Dave Ramsey is a money management expert, national radio personality and author of the New York Times best-sellers The Total Money Makeover, Financial Peace Revisited and More Than Enough. His nationally syndicated radio program, The Dave Ramsey Show, is heard by 4.5 million listeners each week on more than 450 radio stations throughout the United States.
Is it a good idea to include teenagers in budget meetings and financial talks?
—Paul via Twitter
Dave Says: I think it's a great idea, as long as it's not an extreme situation, such as you're extremely wealthy or you're looking at foreclosure. Teaching them about money with a standard, regular, monthly budget is one thing. But you don't want to put young people into situations they can't handle emotionally.
Walking through a typical, normal budget will show them how much money is coming in and how much things cost. They'll see on paper exactly how much the groceries or light bill costs. Then, when it's right there before their eyes, they'll begin to realize why mom and dad always tell them not to waste food and to turn off the lights when they leave a room.
This kind of thing is appropriate for high school kids and even younger children. As long as parents are having a discussion and making decisions—not fighting—it's good for kids to hear the give and take where handling money is concerned. Parents who never let their kids handle money, and never teach them the proper way to manage money, run a high risk of sending financially irresponsible adults out into the world!

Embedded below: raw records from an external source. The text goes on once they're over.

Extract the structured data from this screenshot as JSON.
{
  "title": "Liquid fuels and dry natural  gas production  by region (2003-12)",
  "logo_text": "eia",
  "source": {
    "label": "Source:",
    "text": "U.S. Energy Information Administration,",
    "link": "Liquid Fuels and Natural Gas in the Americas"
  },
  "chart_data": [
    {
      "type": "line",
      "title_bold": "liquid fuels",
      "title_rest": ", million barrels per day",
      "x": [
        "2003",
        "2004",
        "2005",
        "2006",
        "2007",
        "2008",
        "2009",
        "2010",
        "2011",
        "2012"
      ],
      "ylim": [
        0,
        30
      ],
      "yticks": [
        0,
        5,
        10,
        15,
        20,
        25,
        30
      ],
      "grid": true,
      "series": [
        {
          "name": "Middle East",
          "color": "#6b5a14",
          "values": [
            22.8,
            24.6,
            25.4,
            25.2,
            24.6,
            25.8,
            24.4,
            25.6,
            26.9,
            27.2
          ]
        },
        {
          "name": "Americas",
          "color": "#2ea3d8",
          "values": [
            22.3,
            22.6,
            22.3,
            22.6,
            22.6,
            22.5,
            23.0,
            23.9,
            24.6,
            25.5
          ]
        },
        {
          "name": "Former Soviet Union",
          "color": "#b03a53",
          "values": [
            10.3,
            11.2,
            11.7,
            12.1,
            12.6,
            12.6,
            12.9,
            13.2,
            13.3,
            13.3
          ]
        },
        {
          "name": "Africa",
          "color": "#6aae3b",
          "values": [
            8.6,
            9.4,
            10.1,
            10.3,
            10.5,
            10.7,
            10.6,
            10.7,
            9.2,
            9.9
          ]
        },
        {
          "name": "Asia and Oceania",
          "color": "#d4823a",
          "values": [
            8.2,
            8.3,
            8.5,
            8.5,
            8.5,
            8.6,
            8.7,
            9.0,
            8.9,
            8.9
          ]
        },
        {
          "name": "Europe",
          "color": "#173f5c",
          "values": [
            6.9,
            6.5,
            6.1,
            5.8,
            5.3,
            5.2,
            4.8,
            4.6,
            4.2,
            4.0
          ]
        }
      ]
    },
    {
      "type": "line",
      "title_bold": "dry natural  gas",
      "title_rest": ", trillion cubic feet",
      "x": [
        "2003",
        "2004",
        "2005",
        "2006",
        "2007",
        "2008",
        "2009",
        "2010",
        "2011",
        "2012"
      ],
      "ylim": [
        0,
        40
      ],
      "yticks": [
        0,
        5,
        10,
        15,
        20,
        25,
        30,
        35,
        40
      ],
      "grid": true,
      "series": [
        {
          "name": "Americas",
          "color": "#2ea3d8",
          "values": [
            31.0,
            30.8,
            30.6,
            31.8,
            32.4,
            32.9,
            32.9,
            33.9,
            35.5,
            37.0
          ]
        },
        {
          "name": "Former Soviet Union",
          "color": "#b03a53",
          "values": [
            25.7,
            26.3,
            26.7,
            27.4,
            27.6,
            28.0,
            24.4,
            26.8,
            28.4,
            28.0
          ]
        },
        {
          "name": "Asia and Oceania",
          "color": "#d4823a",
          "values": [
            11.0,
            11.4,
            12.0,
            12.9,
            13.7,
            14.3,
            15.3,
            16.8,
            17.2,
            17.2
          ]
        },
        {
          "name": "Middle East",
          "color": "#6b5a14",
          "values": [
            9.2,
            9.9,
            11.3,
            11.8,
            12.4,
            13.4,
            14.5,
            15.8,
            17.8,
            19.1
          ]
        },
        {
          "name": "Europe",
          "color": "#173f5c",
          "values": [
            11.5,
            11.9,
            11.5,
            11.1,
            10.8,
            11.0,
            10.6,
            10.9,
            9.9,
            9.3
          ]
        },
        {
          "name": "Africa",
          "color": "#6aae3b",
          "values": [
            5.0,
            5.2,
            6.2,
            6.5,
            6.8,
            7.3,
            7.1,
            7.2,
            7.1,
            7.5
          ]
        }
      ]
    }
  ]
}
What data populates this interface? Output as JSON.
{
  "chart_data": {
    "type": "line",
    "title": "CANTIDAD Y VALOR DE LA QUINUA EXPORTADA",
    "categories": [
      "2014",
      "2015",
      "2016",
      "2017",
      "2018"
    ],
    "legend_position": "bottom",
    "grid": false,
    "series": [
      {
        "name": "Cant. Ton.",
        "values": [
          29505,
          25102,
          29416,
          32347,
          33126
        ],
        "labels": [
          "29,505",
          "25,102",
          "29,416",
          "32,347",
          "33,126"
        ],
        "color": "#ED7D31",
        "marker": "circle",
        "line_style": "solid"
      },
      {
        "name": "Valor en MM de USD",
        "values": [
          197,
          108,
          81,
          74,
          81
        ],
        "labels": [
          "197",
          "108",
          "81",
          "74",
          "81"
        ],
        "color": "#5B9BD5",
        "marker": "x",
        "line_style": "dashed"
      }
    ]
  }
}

Credit card insurance is a gimmick
I've got my $1,000 emergency fund in place, and I'm working toward paying off my debt. I was wondering what you think about credit card insurance offered through the card companies? It doesn't sound like a bad deal if they'll make the minimum payment for you if you become disabled or unemployed.
—Terri in Dallas, Texas
Dave Says: Credit card insurance is just another gimmick, so I think I'd pass on that if I were you. I don't buy gimmicks. Here's the deal. You should already have long-term disability insurance through your employer. If you don't, then you need to get it today. That way you're already covered and can make the payments if you happen to become disabled somewhere down the road. Remember, you're also working your way out of debt and building your emergency fund. So in a sense, you're going to use your emergency fund as insurance against bad things happening while you knock out that debt, and beyond!
Get ready to celebrate
My husband and I are just about to finish fully funding our emergency fund. We'll also be very close to paying off our mortgage next year. Would it be OK to pay off the house instead of bumping our retirement saving back up to 15 percent? We make about $150,000 a year and could have the house paid off by October.
—Sarah in Spokane, Wash.
Dave Says: Definitely! If you're that close to paying off your home and becoming debt-free, I say go for it. I get this kind of question a lot. Now, if you were a few years away from paying off your home, I'd tell you to continue following my Baby Steps program and begin pushing money into retirement right now. Even if you did this, you'd still get your house paid off really fast. But in your case, paying the house off next year is kind of like a really big car payment. Just knock this thing out, jump back into funding your retirement, and then celebrate, kiddo. You'll be completely debt-free!